Anne Poland verwandelt in ihrem Geigenbauatelier im Badener Oederlin-Areal Holzrohlinge in Musikinstrumente. Sie verrät, worauf sie beim Herstellen achten muss und worin sich die heutigen Instrumente von ihren antiken Vorgängern unterscheiden.
Das Reich von Anne Poland versteckt sich hinter einer Kampfsportschule im Oederlin-Areal. Es ist vollgestopft mit Schnitzeisen und -messer, Hobeln und Sägen. Modellbandsäge, Bohrmaschine und Schleifgeräte muss die 45-jährige Geigenbauerin unter den Arbeitstisch schieben, damit sie mehr Bewegungsfreiheit hat. Überall stehen und hängen Streichinstrumente in verschiedenen Grössen, die bei ihr in Reparatur sind oder als Kauf- und Mietinstrumente zur Verfügung gestellt werden.
Die Geschäfte laufen gut – seit Corona sogar besser denn je. «Viele Kundinnen und Kunden haben in der Zeit des Rückzugs angefangen, ein Instrument zu spielen oder wollen ihre Kenntnisse von früher wieder reaktivieren», sagt Poland. Sie hält eine fast fertige Bratsche in ihren Händen, die noch lackiert werden muss. An ihr will sie nächsten Herbst im Ennetraum Ennetbaden einem interessierten Publikum die vielen Arbeitsschritte erklären, die es vom Holz bis zum fertigen Objekt braucht.
Rund 250 Stunden benötigt Poland, um eines ihrer Saiteninstrumente zu bauen. Für die Decke benutzt sie Fichtenholz, das vorwiegend aus Alpenregionen stammt. Boden, Zargen, Schnecke und Hals werden aus Ahorn gefertigt. Zuerst fängt sie aber an, die Verstärkungsklötzchen zu hobeln, die später im Bauch der Geige verborgen sind. Sie werden an ein Formbrett geleimt. Dann arbeitet sie aus den Holzrohlingen die millimeterdünnen Seitenwände, Decke und Boden heraus. Zum Schluss wird der Klangkörper mit in Öl oder Alkohol gelösten Pinienharzen in 15 bis 30 Schichten lackiert.
«Im Geigenbau wird noch vieles so gemacht wie vor 300 Jahren», erklärt die gebürtige Berlinerin. Nur die Saiten, die früher aus Schafsdarm hergestellt wurden, sind heute meist synthetisch. Bei ihrer Arbeit muss jeder Handgriff sitzen. Denn schon der minimste Patzer kann das ganze Instrument ruinieren. Geigen sind auf dem Internet schon ab 100 Franken im Angebot. «Allerdings liegen sie deutlich unter meinem Qualitätsanspruch», beanstandet Poland.

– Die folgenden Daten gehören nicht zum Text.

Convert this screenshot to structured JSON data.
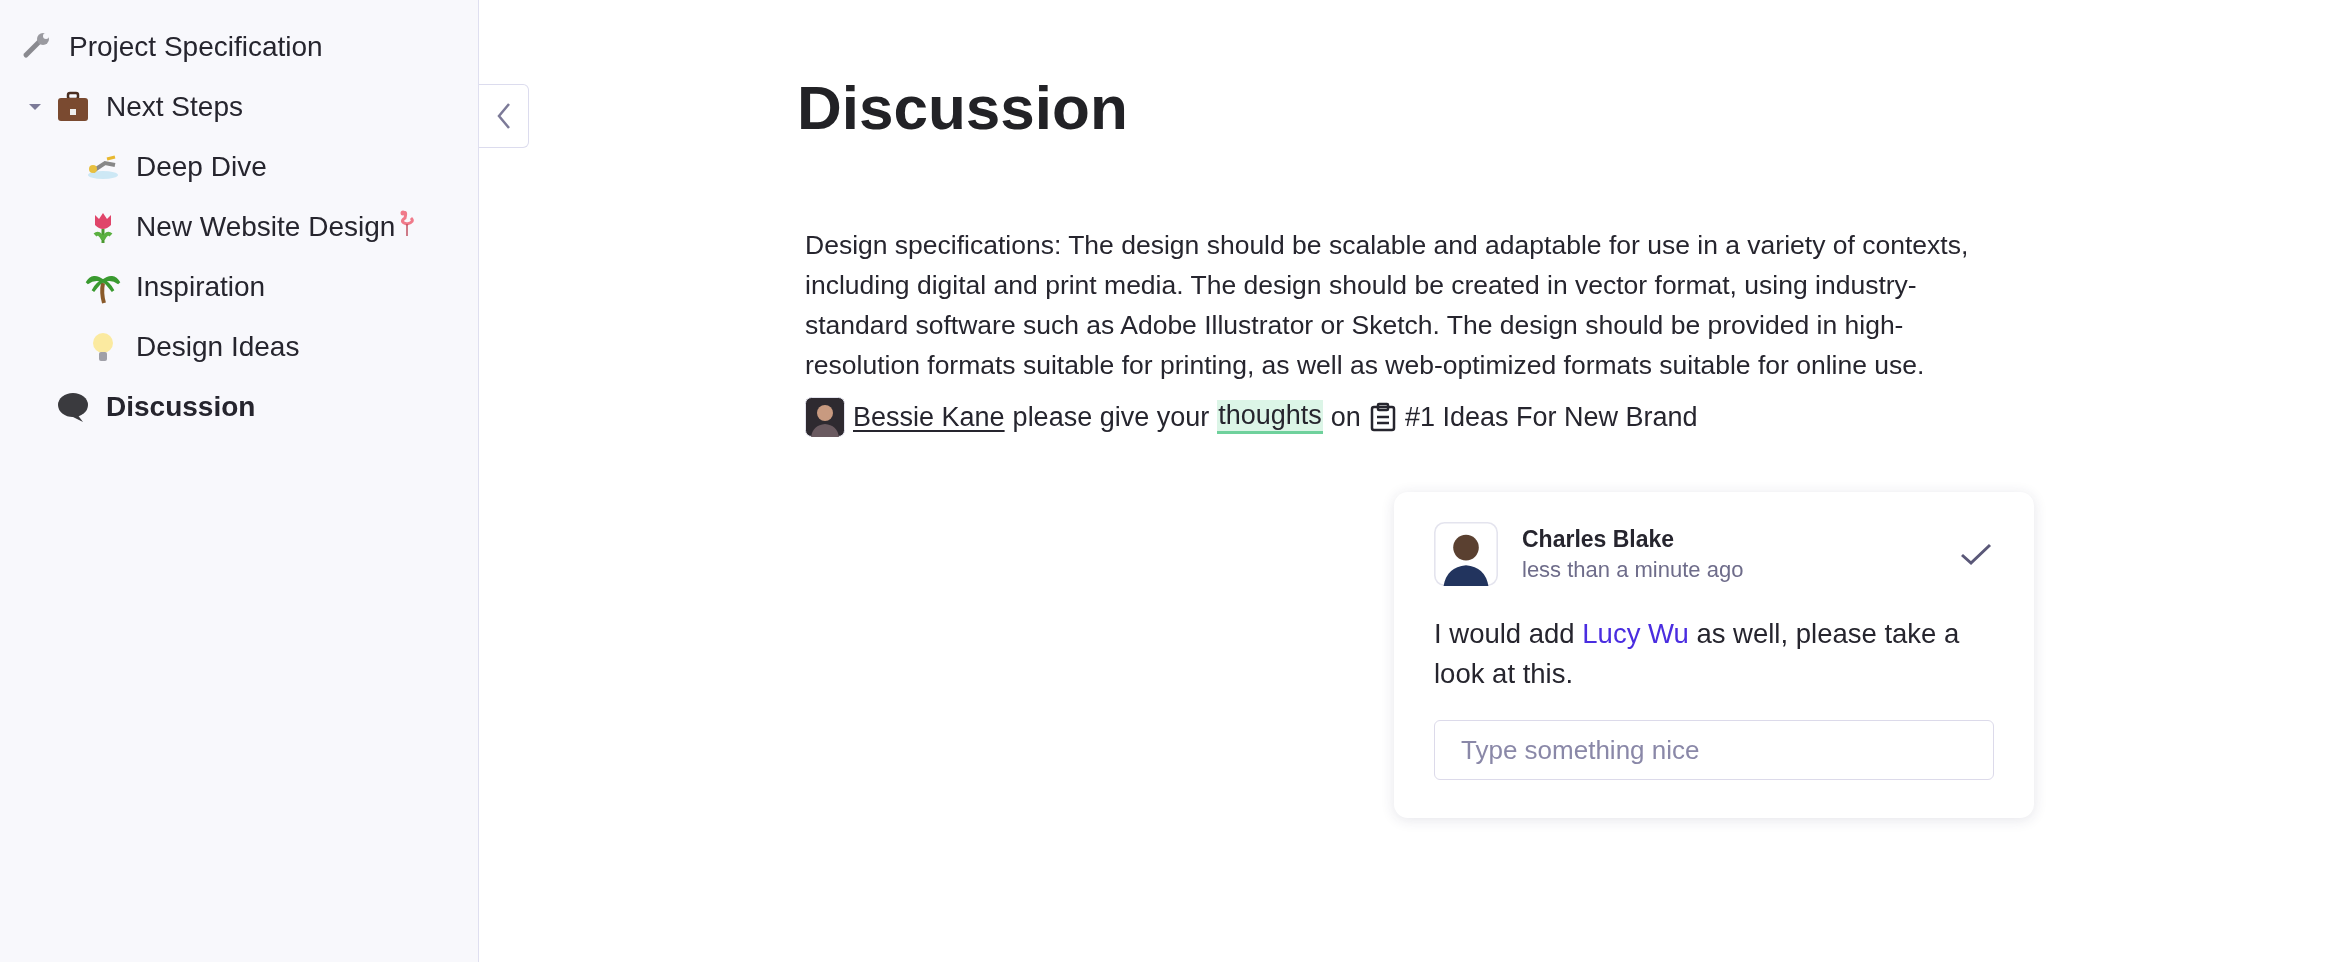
{
  "sidebar": {
    "items": [
      {
        "label": "Project Specification",
        "selected": false,
        "children": [
          {
            "label": "Next Steps",
            "selected": false,
            "expanded": true,
            "children": [
              {
                "label": "Deep Dive",
                "selected": false
              },
              {
                "label": "New Website Design",
                "selected": false
              },
              {
                "label": "Inspiration",
                "selected": false
              },
              {
                "label": "Design Ideas",
                "selected": false
              }
            ]
          },
          {
            "label": "Discussion",
            "selected": true
          }
        ]
      }
    ]
  },
  "page": {
    "title": "Discussion",
    "paragraph": "Design specifications: The design should be scalable and adaptable for use in a variety of contexts, including digital and print media. The design should be created in vector format, using industry-standard software such as Adobe Illustrator or Sketch. The design should be provided in high-resolution formats suitable for printing, as well as web-optimized formats suitable for online use.",
    "mention_line": {
      "person": "Bessie Kane",
      "text": "please give your",
      "highlight": "thoughts",
      "text_after": "on",
      "page_link": "#1 Ideas For New Brand"
    }
  },
  "comment": {
    "author": "Charles Blake",
    "time": "less than a minute ago",
    "body_before": "I would add",
    "mention": "Lucy Wu",
    "body_after": "as well, please take a look at this.",
    "reply": {
      "placeholder": "Type something nice"
    }
  }
}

Bei ihr kann ein Instrument ab rund 2500 Franken erworben werden. Wenn sie es von Grund auf selber baut, kommt es auf etwa 20000 Franken zu stehen. Der heutige Geigenbau habe gegenüber den jahrhundertealten und teilweise millionenteuren Stradivaris und Co. einen schweren Stand. Ungerechtfertigt, findet sie als Fachfrau und sagt: «Neue Streichinstrumente können genauso gut klingen, wie ihre antiken Vorfahren.»
Doch kann sie vom Geigenbau leben? «Wenn ich alleinstehend wäre sehr wohl», sagt die Handwerkerin. Aber sie hat drei Kinder zwischen 7 und 12 Jahren. Ihr Ehemann bekam 2007 eine Stelle im Forschungsbereich der ABB. Deshalb lebt Poland heute mit ihrer Familie in Nussbaumen. Vorher lebte das Paar – damals noch kinderlos - in Japan.
Poland spielt selber Geige, ihr Gatte begleitet sie am Cello. Musikalität ist für ihre Arbeit eine wichtige Voraussetzung. Sie sagt:
«Die Vorstellung, wie ein Instrument klingen soll, leitet mich beim Bau an.»
Ihre Lehre hat sie im württembergischen Allgäu gemacht. Danach schloss sie ein Studium in Musikwissenschaften an. Für die Abschlussarbeit zog sie nach Mailand. In der Schweiz existieren zurzeit rund 150 Geigenbauerinnen und -bauer.